Balancing sequestration and your regular duties

The headlines surrounding sequestration have slowed down, but that doesn't mean its gone away for feds. In fact, the effects of sequestration are piling up at agencies. Leaders at all levels are feeling the pressure about how to get their work done and deliver vital services to the American public, particularly with sequestration and the possibility of furloughs. Tom Fox is the Vice President for Leadership and Innovation at the Partnership for Public Service. He told Chris Dorobek on the DorobekINSIDER program some tips for managing stress during the sequester. Tom's Tips for Sequestration Management
  • Set goals every week, every day. This may sound daunting, but it really works. At the beginning of each week, identify the three things you absolutely need to get done. Jot down your goals and post them by your computer or on your wall to serve as a reminder. Then each morning before you open and respond to emails, set your goals for the day. Finally at the end of the week take time to double check that you have achieved the goals you established on Monday. Consider keeping an ongoing list of your goals. After just a few weeks, it’s likely you’ll have an impressive list of accomplishments.

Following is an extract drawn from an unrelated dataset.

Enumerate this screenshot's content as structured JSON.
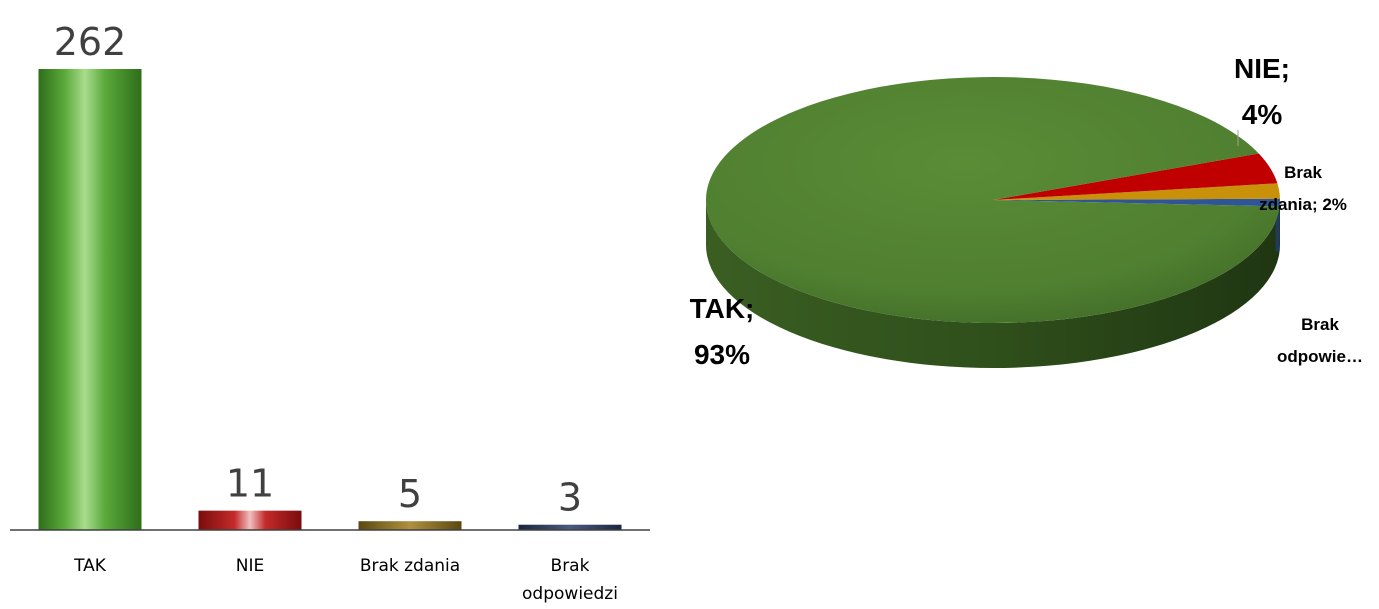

  • Schedule for your priorities. Once you’ve set your weekly goals, use those priorities as a starting point for your schedule. I recommend dedicating at least a third of your time against your priorities. If your schedule fails the one-third test, look for meetings you can reschedule so you can stay focused on your priorities. As new issues emerge during the week, use your goals as a sorting tool to determine whether you need to accept every invitation you receive. Just because you’re invited doesn’t mean you have to attend every meeting. Just be certain to give those inviting you a reason you will not be able to participate.
  • Keep your inbox clear. Try to build in a few short windows of time each day to clear your inbox — 5, 10 or 15 minutes first thing in the morning and again at the end of the day. There are two additional techniques I find especially useful. The first, David Allen’s two-minute rule that says if an inbox item will take you two minutes or less, just deal with it right now — respond to the message, file it into a folder or share it with another colleague. The second, Robert Pozen’s OHIO rule, only handle it once. Whether it’s a letter, a voicemail or an email, returning to it over and over again is wasting time.